教養というものがどういう場面で必要なのかという答えを考えていて、それは、「階級転落に対する下方硬直性」だと言っていいんじゃないかと思った。


(中略)


自分の周囲の人を見ていても、どんどん社会の底に沈んで行ってしまう人もいれば、あるところで踏みとどまって、金はなくても清々した生活を送っている人もいる。その何が違うかと言えば、家庭に教養というか文化力があるかないかの違いだと思った。教養的基礎のある家庭で育った子は、家は貧しくても学習意欲があるし、奨学金や留学制度などさまざまな手段を使って自力で道を開いていこうとする力がある。「襤褸は来てても心は錦」ではないが、「教養」というものはもともと下層階級のものではないので、貧しくても新聞を読んで社会を論じる力を持っていたり、政治家を批評したりする力を持っていたり、良いものを見る目を持っていたりする。だからある程度以上身を持ち崩すことが少ない。そういう家庭で育った子供は、そこから再び抜け出して日の当たる場所に出ていく力を育てやすいのだ。それが「階級下降に対する下方硬直性」ということの意味だ。
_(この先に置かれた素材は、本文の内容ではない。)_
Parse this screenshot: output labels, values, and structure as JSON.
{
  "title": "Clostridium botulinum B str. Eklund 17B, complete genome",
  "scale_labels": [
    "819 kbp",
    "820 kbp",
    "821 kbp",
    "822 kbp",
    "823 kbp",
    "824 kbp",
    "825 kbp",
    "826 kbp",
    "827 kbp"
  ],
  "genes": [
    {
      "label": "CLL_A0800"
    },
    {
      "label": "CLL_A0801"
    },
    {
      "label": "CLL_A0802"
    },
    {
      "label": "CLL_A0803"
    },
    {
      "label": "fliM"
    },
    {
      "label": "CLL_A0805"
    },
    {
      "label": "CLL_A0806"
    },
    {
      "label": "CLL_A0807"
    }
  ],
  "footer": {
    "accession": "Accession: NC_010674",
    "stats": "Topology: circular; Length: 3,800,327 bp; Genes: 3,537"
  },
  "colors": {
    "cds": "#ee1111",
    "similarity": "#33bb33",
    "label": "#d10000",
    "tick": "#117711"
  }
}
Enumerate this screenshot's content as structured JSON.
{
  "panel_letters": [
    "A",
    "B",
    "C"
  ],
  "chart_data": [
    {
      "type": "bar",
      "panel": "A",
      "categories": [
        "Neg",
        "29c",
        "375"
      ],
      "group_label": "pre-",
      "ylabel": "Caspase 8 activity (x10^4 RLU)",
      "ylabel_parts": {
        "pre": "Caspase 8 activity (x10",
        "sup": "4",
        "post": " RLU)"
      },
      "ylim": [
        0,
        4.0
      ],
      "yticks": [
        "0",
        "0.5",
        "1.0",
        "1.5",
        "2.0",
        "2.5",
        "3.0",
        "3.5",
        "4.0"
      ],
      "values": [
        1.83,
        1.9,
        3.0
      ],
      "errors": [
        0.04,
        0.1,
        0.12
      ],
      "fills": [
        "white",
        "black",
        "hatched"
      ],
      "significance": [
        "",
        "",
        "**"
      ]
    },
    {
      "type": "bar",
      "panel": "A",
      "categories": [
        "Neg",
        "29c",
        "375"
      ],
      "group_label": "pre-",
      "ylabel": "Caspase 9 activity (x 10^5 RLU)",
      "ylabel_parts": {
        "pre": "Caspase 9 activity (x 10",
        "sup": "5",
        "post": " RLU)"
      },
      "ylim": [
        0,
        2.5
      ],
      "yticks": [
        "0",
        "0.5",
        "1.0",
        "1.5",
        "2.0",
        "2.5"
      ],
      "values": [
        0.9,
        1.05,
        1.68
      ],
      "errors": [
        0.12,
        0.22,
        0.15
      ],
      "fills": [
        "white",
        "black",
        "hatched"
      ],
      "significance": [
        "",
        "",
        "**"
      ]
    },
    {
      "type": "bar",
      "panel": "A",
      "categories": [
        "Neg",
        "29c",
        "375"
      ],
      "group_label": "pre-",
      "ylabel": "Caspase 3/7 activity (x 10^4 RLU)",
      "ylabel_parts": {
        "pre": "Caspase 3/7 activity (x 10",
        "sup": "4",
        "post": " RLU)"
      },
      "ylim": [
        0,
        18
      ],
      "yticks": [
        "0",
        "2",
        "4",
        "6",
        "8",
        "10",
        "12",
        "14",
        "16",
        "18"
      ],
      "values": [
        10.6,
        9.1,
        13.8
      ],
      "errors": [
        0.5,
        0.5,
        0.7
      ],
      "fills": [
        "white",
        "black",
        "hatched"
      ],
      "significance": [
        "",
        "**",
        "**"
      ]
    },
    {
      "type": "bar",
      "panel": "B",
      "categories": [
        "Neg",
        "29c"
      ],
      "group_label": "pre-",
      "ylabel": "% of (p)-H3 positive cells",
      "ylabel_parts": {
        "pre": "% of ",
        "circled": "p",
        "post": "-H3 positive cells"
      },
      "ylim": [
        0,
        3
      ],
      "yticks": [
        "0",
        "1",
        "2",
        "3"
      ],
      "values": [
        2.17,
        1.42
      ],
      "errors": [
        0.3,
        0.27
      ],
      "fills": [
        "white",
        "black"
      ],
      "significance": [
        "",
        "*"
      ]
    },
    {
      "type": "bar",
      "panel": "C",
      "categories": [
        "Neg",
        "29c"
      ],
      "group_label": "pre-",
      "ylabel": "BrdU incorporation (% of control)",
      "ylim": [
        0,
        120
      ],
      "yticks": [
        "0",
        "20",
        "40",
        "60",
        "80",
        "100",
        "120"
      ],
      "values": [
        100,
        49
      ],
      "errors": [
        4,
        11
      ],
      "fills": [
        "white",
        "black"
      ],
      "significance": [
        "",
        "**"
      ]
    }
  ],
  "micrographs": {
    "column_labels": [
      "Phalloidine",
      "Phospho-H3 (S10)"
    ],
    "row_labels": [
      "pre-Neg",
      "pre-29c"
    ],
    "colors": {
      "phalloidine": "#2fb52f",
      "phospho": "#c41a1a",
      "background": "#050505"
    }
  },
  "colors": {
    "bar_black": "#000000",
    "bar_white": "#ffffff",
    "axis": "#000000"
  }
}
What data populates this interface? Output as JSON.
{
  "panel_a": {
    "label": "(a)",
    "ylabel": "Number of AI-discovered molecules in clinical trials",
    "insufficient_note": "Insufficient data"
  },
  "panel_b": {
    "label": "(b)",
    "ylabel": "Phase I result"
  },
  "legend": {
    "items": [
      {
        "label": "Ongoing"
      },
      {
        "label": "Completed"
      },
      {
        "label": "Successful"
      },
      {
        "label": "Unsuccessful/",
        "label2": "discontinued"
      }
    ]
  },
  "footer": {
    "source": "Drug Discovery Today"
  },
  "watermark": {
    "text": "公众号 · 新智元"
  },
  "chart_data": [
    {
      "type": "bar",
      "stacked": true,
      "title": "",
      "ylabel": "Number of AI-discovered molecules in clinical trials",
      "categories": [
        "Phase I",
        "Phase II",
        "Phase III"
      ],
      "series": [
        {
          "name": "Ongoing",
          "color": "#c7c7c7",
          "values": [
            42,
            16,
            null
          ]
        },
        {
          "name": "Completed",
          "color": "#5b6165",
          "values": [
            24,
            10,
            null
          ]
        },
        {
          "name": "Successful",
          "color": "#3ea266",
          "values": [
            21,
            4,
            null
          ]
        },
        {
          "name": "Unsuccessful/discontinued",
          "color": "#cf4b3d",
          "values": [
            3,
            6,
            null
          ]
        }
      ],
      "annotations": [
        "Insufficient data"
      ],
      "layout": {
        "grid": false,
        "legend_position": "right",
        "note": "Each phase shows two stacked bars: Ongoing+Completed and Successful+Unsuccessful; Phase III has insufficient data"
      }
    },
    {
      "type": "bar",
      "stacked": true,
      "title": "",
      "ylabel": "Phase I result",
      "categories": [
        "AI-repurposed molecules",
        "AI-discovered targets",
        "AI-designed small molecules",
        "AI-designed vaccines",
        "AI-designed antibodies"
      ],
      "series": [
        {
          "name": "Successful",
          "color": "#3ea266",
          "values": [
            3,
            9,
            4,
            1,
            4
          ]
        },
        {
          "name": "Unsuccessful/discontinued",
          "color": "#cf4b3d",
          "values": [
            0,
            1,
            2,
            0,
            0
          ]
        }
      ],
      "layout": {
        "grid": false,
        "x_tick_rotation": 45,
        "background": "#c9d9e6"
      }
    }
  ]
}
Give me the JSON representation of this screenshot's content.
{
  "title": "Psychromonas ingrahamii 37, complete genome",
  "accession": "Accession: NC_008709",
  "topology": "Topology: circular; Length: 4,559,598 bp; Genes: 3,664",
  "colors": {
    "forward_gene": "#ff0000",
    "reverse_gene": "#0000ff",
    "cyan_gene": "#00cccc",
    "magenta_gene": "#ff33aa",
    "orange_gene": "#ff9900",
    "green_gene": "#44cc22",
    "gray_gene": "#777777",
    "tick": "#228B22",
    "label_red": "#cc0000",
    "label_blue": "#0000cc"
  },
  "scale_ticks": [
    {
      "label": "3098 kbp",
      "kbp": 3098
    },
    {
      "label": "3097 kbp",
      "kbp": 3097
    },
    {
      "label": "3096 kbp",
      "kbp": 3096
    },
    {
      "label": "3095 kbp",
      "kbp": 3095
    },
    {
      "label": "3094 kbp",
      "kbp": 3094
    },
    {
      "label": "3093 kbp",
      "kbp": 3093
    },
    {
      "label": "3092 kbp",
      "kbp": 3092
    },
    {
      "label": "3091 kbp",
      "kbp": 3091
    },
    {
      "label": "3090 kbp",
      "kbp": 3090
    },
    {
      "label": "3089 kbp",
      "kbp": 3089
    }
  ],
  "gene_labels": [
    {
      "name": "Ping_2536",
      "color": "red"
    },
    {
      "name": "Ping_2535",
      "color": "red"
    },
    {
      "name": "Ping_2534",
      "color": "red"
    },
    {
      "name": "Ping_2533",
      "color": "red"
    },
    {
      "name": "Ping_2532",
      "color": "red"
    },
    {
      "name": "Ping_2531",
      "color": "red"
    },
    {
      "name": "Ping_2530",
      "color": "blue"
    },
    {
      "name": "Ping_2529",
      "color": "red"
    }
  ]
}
木枯らし/「まど☆マギ」と「進撃の巨人」をなんとなく比べてみる/教養の持つ本当の意味の一つは、階級転落に対する下方硬直性にあるのではないか

 自分の取りがちな手は「切断処理」でした。うまくいきそうにないものを認識から外す事で、うまくいくものだけを伸ばすようにしていた所があります。良く言えば「選択と集中」ですが、それは選択できるだけの残余が当時は見込めたから問題が少なかっただけという結果論であり、いつまでも続けられるものではありません。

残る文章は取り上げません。